Когда он в первый раз посадил девушку к себе на колени, у нее закружилась голова, жар ударил в лицо, в глазах потемнело и ей стало так страшно и стыдно, что она вырвалась. С ней произошло что-то совершенно ей непонятное, зажегшее всю кровь. Даже болезненное. Она упорно уклонялась от каждой новой ласки, даже просила со слезами на глазах, а между тем, когда оставалась одна, именно об этом думала целыми часами, вся разгораясь как в огне.
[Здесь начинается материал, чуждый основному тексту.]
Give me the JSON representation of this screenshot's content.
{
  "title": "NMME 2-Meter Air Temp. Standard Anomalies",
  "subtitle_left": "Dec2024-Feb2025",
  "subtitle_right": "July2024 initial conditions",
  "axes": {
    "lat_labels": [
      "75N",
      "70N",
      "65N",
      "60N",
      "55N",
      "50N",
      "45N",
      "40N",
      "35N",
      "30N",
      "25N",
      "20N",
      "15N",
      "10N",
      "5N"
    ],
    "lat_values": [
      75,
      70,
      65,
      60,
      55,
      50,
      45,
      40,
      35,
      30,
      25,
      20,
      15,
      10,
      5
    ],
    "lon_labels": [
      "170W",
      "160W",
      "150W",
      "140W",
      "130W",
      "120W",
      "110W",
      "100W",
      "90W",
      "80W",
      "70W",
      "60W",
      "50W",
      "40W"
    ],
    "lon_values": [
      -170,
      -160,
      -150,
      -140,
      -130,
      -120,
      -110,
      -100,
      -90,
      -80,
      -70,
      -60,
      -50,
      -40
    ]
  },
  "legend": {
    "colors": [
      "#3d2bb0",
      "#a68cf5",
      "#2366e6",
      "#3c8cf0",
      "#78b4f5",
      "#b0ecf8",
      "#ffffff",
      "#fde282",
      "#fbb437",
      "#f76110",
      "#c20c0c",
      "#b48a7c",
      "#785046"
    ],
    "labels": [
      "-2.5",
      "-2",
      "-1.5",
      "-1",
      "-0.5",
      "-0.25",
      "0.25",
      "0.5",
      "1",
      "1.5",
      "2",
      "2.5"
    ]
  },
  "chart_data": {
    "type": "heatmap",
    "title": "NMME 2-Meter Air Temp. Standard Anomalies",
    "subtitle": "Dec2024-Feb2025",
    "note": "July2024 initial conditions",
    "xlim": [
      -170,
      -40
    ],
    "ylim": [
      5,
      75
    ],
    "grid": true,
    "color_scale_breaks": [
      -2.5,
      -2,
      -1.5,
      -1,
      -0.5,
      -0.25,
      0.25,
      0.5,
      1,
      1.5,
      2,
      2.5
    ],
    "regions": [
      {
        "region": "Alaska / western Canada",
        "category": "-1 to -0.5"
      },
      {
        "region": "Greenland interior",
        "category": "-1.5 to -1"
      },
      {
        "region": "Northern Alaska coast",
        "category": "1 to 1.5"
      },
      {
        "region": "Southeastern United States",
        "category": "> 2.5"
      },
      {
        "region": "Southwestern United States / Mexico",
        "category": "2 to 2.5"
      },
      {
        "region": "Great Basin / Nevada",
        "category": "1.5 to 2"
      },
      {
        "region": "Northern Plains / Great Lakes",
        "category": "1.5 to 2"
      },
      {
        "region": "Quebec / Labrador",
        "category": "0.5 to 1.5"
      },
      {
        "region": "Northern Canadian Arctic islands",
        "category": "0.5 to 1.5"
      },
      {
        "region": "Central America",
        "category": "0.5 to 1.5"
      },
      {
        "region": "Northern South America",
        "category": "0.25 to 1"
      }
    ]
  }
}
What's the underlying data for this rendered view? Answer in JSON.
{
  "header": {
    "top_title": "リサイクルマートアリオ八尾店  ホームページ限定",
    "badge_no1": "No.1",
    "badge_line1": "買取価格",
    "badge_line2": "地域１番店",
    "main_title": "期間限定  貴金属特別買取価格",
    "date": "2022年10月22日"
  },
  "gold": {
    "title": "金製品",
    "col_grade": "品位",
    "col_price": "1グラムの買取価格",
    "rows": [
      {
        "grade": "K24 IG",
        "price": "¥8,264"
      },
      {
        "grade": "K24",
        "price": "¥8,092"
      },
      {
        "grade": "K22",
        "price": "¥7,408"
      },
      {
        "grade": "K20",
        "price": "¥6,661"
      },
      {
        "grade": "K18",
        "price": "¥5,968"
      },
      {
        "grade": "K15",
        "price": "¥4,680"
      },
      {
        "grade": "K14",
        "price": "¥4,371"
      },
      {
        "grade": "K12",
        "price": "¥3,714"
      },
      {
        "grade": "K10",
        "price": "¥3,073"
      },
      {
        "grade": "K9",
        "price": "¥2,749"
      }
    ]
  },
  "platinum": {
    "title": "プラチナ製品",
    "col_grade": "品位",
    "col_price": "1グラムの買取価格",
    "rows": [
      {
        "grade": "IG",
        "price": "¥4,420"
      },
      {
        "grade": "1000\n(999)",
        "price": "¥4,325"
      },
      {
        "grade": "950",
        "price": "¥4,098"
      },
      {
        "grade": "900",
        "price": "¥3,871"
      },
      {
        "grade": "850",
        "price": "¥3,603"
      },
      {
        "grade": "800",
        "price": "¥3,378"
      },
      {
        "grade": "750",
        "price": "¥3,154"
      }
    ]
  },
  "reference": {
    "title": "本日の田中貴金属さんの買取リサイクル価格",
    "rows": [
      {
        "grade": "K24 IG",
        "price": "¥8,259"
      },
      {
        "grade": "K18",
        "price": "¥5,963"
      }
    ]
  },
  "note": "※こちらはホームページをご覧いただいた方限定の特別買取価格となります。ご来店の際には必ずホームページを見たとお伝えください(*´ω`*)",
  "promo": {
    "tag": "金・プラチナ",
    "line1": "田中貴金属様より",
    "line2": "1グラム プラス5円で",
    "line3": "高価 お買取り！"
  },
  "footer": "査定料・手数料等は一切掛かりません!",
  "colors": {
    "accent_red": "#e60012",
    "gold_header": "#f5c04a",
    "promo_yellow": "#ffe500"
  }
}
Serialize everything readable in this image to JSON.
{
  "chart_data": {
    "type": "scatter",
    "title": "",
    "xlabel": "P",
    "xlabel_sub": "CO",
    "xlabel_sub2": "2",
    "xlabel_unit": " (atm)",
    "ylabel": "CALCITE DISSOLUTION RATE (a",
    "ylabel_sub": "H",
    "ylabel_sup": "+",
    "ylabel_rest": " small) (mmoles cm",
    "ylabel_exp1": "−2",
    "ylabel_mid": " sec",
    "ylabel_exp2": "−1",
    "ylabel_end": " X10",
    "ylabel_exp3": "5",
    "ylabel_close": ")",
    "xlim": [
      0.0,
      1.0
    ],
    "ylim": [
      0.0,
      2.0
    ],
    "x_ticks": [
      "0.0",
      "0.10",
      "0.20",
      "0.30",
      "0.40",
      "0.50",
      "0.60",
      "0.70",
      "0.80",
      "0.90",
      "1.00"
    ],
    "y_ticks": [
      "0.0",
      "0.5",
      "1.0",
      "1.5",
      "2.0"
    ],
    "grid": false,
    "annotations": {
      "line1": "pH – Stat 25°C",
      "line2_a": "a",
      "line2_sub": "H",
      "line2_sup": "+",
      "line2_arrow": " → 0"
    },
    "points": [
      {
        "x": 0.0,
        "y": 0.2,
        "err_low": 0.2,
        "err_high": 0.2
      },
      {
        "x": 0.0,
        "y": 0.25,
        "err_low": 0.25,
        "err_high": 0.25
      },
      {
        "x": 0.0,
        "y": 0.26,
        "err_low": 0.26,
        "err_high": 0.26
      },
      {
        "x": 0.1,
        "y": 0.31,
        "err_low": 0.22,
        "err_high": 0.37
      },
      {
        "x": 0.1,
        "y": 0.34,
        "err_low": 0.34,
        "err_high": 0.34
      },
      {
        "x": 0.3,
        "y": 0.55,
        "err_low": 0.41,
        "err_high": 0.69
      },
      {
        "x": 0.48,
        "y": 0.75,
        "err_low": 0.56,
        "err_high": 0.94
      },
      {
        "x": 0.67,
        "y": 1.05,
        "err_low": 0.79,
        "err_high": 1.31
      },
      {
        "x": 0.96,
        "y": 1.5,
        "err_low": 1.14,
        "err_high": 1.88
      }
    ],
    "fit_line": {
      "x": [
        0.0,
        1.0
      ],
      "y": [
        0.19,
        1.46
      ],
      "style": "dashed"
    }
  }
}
Балагин не обманывал ее. Он обо всем говорил открыто и просто, хотя как-то умел произносить каждое новое слово только тогда, когда она привыкла к прежним. Девушка уже знала, что любовь их кратковременна, что они расстанутся и даже довольно скоро. Но Балагин сумел настроить ее так свободно и легко, что она не удивилась, не оскорбилась и даже не опечалилась. Настоящее было так хорошо, а будущее не рисовалось совсем.
Но когда Балагин заговаривал о возможности последней близости, жуткое чувство, похожее на ужас, охватило девушку.
— А ведь в конце концов мы должны сойтись совсем! — сказал Балагин прерывистым шепотом, когда она сидела у него на коленях в самом темном углу большого сада. — Вы не боитесь этого?.. Не боишься?
Девушка вся загорелась и растерялась от стыда. Но в этом стыде не было того противного, что испытывала она, когда смотрели на нее глаза других мужчин, даже и не говоривших о своих главных желаниях. Острое чувство обнаженности также появилось во всем теле, но оно было свежо и чисто. Напоминало то чувство, когда летом, где-нибудь на берегу реки, она раздевалась, чтобы купаться. Голая и стройная, стояла она на зеленой траве, нежащей босые ноги, над прозрачной водой, пронизанной солнцем до самого песчаного дна.
Ощущение своего голого тела, по которому, нежно грея, двигались пятна солнечного света и мягкий обволакивающий ветерок, было приятно и волновало, как запретное наслаждение. Она стояла голая только потому, что никто ее не видел, но все время чудилось, что со всех сторон жадно смотрят тысячи глаз. И в этом неуловимом сплетении чистого целомудрия и неосознанной потребности стыда было что-то волнующее и манящее. И теперь ей показалось, как тогда, что все ее тело, от круглых плеч до розовых пальцев на ногах, напрягается упругим и свежим напряжением, как после купанья в студеной прозрачной воде. Было стыдно, но хорошим, кружащим голову, как вино, стыдом. Даже захотелось еще большего стыда. Но все-таки она подумала, что это совершенно невозможно.